A comunicação na vida do ser humano foi passo fundamental e decisivo para o desenvolvimento e maturidade de sua racionalidade. Os meios de comunicação, desde a criação da máquina de imprensa, por Gutenberg, até a visão de uma aldeia global, por Marshall McLuhan, e sua literal existência através de cientistas da era high tech, como Bill Gates, fortificam a questão de que sem a comunicação não há sistema organizacional em uma grande empresa e no próprio Estado, tampouco uma vida harmoniosa em sociedade.

Prova desta afirmativa é que a televisão, cada vez mais aperfeiçoada e renovada, é o meio de comunicação mais popular entre a grande massa e a elite. Suas ondas informatizadas chegam aos lares dos ricos e, quase integralmente, entre a camada popular, nas casas das periferias e favelas.

Por ser um veículo de caráter popular, já que tem seu preço reduzido em face de outros meios - perdendo apenas para o rádio que, apesar de não estar mais em sua fase áurea, custa menos que o próprio aparelho de televisão - possui características e qualidades não pertinentes a outros meios.

O rádio, por exemplo, teve sua fase áurea nos meados das décadas de 30 a 50, até o surgimento da TV no Brasil. Seu desprendimento e apego por parte da população se deram, contudo, devido ao fato de que a televisão proporciona a fusão magnetizadora de imagens e som, ao passo que o rádio proporciona apenas o último.

Todavia, a fusão de imagem e som garante o sucesso que o aparelho de TV tem hoje, não só no Brasil, mas também no mundo? Ou há, juntamente com esta premissa, outros pontos que contribuem para o sucesso deste veículo? Outro ponto a ser considerado é que mesmo com o advento das telecomunicações e, com elas, a Internet, a TV continua sendo peça chave na construção e formação de opinião do público em geral. O mesmo tem acesso a jornais, revistas e outros veículos que também garantem entretenimento e informação, mas a TV faz parte da "vida familiar". Uma casa sem televisão não faz parte da normalidade e vida cotidiana das pessoas.

Em face de tais indagações surgiu este artigo, com a finalidade de propor a reflexão e debate dos leitores e público em geral sobre o papel da televisão na vida das pessoas, seu poder de coerção, hipnose e informação, além de sua popularidade, tanto no quesito de informação, quando de entretenimento.

Com base em obras de jornalistas tais como José Arbex Júnior, Eugênio Bucci, o especialista em Ciência da Comunicação, Flávio Calazans, do filósofo Ari Herculano de Souza, bem como a análise do filme "O preço de uma verdade" sobre a história do jornalista americano Stephen Glass, foi elaborado este artigo, com a finalidade de discutir alguns pontos acerca da espetacularização da televisão brasileira como um todo.

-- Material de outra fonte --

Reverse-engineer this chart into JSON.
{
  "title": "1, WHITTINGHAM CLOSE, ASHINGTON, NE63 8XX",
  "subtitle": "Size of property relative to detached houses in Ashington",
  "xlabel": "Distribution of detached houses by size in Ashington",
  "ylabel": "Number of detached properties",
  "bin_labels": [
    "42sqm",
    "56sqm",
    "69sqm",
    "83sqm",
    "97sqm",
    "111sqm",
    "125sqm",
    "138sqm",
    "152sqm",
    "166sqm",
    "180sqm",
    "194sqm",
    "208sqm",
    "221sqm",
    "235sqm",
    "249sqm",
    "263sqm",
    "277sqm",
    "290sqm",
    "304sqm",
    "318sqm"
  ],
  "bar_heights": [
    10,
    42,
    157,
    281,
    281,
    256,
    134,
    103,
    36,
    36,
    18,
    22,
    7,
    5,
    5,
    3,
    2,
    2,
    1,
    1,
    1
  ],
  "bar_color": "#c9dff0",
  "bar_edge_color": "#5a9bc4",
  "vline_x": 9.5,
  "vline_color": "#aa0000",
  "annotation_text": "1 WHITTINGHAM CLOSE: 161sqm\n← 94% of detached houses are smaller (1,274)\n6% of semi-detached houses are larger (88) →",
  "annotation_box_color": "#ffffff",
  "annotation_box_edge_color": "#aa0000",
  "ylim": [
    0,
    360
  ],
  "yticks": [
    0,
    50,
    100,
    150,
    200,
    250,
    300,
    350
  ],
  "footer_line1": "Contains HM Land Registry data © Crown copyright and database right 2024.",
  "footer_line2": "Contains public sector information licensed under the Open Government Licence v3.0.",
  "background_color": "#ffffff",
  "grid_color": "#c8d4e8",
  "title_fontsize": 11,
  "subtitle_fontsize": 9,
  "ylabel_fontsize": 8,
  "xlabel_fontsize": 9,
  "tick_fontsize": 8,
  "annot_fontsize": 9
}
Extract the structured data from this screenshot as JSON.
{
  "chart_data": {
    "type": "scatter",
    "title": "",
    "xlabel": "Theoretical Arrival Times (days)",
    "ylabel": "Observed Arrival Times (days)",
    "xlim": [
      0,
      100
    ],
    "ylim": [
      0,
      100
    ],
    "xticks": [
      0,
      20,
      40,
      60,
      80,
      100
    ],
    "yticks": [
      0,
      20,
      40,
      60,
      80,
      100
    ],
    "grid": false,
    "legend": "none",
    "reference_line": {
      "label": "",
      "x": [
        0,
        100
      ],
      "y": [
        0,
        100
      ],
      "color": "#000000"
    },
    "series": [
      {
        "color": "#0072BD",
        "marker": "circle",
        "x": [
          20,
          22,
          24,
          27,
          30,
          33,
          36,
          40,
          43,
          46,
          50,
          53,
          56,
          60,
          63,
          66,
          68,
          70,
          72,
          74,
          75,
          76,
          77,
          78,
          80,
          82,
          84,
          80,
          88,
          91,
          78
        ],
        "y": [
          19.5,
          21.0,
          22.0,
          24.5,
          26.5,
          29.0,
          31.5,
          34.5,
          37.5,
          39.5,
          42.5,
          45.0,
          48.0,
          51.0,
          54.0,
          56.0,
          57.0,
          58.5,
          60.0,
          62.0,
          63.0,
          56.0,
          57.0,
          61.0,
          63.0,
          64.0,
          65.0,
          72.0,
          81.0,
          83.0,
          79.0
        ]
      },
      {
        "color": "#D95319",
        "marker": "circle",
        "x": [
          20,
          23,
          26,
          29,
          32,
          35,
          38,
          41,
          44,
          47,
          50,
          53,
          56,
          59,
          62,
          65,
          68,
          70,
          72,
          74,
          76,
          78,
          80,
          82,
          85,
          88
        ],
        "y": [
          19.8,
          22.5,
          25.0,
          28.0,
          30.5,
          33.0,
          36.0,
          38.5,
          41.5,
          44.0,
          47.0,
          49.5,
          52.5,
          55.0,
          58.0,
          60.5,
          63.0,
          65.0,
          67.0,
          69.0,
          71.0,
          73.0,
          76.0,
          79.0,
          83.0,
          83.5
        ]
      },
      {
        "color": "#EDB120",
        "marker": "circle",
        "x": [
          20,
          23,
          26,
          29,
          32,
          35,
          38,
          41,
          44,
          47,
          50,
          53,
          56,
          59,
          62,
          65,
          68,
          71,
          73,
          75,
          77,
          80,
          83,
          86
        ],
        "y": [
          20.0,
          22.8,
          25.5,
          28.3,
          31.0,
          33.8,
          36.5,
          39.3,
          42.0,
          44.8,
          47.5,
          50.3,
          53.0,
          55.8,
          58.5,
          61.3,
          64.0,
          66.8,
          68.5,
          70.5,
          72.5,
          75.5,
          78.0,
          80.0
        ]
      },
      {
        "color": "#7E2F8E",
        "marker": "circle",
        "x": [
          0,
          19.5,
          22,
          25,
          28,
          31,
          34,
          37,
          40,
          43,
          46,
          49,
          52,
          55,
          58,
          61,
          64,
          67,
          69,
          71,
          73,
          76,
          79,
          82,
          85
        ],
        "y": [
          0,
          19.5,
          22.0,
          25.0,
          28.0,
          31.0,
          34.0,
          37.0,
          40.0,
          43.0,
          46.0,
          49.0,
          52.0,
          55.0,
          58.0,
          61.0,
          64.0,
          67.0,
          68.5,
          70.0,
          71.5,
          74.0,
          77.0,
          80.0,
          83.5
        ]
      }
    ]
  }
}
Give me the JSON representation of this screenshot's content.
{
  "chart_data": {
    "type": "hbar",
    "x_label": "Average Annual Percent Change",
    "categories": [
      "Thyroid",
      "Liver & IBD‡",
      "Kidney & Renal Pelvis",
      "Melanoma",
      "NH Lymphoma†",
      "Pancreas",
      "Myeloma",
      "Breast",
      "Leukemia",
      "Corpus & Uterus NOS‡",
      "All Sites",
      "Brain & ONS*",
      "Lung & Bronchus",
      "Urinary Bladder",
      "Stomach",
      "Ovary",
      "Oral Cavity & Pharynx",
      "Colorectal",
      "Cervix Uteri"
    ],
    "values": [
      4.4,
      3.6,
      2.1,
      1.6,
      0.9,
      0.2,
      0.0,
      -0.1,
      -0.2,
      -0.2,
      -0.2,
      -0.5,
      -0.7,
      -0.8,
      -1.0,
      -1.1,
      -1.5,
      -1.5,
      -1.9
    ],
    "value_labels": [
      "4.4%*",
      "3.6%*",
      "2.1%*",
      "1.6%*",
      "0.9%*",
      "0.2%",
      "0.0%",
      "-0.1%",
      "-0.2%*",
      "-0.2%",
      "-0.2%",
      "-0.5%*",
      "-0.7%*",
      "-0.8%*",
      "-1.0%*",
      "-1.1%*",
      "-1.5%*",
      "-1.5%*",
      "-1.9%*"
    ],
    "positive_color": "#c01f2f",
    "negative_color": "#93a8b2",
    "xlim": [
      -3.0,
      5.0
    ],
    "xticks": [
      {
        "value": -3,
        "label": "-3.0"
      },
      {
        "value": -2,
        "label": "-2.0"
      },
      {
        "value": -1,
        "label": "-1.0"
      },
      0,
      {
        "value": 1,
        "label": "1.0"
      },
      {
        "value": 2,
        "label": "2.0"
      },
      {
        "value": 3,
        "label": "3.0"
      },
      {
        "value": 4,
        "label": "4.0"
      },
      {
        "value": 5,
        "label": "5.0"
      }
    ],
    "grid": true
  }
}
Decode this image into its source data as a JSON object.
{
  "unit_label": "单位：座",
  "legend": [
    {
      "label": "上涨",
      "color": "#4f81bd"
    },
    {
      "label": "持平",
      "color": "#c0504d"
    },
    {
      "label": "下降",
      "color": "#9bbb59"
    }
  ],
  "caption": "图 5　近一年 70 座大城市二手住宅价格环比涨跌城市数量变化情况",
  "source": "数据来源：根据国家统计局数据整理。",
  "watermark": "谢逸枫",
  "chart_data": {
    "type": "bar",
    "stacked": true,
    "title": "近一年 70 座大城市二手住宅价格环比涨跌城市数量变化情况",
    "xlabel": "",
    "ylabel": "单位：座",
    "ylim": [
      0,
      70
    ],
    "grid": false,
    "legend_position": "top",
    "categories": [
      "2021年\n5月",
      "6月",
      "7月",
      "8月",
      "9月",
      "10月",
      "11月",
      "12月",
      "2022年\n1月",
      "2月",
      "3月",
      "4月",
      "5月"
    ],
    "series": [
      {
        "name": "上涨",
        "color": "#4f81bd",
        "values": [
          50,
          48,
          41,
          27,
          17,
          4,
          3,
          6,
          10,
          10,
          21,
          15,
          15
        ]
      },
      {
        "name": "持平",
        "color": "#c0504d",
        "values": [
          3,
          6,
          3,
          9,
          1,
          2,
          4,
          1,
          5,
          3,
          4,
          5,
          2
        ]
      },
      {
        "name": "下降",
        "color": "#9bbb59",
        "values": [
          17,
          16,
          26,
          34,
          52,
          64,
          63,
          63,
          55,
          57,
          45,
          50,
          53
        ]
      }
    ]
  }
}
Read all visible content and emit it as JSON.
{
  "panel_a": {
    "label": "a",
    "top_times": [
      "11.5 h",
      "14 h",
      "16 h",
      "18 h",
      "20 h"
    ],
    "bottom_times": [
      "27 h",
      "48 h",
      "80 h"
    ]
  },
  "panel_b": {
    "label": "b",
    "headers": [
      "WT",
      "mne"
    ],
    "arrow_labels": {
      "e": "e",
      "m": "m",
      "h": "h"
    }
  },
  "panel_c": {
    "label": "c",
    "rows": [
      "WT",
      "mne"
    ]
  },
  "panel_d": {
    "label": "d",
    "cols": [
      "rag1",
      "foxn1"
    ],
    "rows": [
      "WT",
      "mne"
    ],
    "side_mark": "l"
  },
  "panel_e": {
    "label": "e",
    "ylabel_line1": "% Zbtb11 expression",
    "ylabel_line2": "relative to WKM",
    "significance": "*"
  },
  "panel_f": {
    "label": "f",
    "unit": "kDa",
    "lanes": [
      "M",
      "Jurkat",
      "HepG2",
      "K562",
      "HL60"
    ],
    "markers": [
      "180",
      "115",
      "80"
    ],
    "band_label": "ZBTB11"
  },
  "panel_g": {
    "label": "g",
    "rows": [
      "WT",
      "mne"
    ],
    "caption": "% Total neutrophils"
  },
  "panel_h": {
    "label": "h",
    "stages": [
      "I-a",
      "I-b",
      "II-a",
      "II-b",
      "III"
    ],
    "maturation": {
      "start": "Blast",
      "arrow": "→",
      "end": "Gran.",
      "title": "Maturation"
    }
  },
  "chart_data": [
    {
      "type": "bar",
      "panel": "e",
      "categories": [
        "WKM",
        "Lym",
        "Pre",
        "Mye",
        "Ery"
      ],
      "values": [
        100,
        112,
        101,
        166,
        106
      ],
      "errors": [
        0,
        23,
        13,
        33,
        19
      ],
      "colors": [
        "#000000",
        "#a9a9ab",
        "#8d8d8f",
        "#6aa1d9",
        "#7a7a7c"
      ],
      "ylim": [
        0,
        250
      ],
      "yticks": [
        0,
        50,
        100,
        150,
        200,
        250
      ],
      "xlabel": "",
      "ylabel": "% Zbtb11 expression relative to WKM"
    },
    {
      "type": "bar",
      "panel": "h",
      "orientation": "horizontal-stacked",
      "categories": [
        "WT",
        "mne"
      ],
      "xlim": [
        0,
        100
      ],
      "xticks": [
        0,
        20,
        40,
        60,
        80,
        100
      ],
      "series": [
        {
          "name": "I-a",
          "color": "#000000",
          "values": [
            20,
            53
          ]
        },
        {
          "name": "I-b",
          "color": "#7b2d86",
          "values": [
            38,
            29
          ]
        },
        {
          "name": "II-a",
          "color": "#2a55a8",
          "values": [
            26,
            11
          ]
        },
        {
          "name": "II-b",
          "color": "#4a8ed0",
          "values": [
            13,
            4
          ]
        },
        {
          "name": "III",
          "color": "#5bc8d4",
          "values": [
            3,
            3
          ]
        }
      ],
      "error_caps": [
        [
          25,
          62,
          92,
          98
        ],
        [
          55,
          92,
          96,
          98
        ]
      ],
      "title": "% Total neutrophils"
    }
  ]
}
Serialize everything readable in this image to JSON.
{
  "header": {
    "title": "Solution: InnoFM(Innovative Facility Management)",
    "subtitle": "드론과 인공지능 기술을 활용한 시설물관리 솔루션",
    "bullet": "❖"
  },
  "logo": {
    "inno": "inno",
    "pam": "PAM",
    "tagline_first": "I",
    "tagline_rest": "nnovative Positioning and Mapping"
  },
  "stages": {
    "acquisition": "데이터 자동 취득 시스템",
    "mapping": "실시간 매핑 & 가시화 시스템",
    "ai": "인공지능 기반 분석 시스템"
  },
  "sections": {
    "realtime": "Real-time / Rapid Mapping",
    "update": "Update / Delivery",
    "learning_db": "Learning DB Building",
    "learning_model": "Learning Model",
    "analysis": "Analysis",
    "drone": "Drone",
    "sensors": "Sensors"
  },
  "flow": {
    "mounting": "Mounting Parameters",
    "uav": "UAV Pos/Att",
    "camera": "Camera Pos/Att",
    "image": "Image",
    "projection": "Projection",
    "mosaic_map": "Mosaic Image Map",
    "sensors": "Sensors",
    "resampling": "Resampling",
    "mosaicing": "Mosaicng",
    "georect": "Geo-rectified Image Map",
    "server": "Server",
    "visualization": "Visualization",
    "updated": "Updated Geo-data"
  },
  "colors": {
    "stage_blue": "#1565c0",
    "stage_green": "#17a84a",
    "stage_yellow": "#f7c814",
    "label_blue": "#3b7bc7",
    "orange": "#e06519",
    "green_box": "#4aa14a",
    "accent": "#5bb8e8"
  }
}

Televisão: o magnetismo mágico ou manipulado?

As pessoas, inerentemente, necessitam de informações para saber as medidas que deverão tomar ou como deverão agir. Por exemplo: os paulistanos precisam saber se as vias de acesso às demais regiões da cidade estarão livres ou se haverá congestionamento em determinado horário do dia. Por esta razão, é fundamental ouvirem ou verem um noticiário para saber notícias acerca do fator 'congestionamento de carros' ou mesmo rodízio. O ser humano não precisa, necessariamente, saber somente as notícias, mas também precisa de divertimento e entretenimento, o qual também pode ser obtido através dos meios de comunicação.

A televisão proporciona tanto informação quanto entretenimento, com uma vantagem: une imagens em movimento, muitas vezes em tempo real, somando-se a isso o fator som, para expressar conceitos, informar ou entreter. O rádio, por exemplo, apenas emite som, enquanto que os jornais e revistas possuem imagens e leitura, mas de forma estática, fazendo com que os ouvintes / leitores "imaginem" o que ouvem / lêem para interpretar e compreender a mensagem.

Dessa forma, se estaria desvendando o porquê do magnetismo da televisão na vida das pessoas, já que absorção da mensagem pelo interlocutor é facilitada pelo fator imagens reais e em movimento, e som.

Eugênio Bucci [1] faz uma comparação entre o rádio e a TV, e o poderio do segundo veículo, em seu livro "Sobre ética e imprensa":

"O poder da TV é bem maior que o do rádio, pois este tem uma audiência pulverizada em quase 3 mil emissoras, que em sua maioria não se estruturam em redes nacionais, enquanto a TV tem platéias verdadeiramente nacionais. (...) Priolli [2] lembra também que, de acordo com o Grupo de Mídia de São Paulo, apoiado em pesquisas do instituto Marplan Brasil, 98% da população entre dez e 65 anos via TV pelo menos uma vez por semana e que, sozinha, a TV atraía duas vezes mais público do que todos os meios impressos, aí computados também os livros, além de jornais e revistas".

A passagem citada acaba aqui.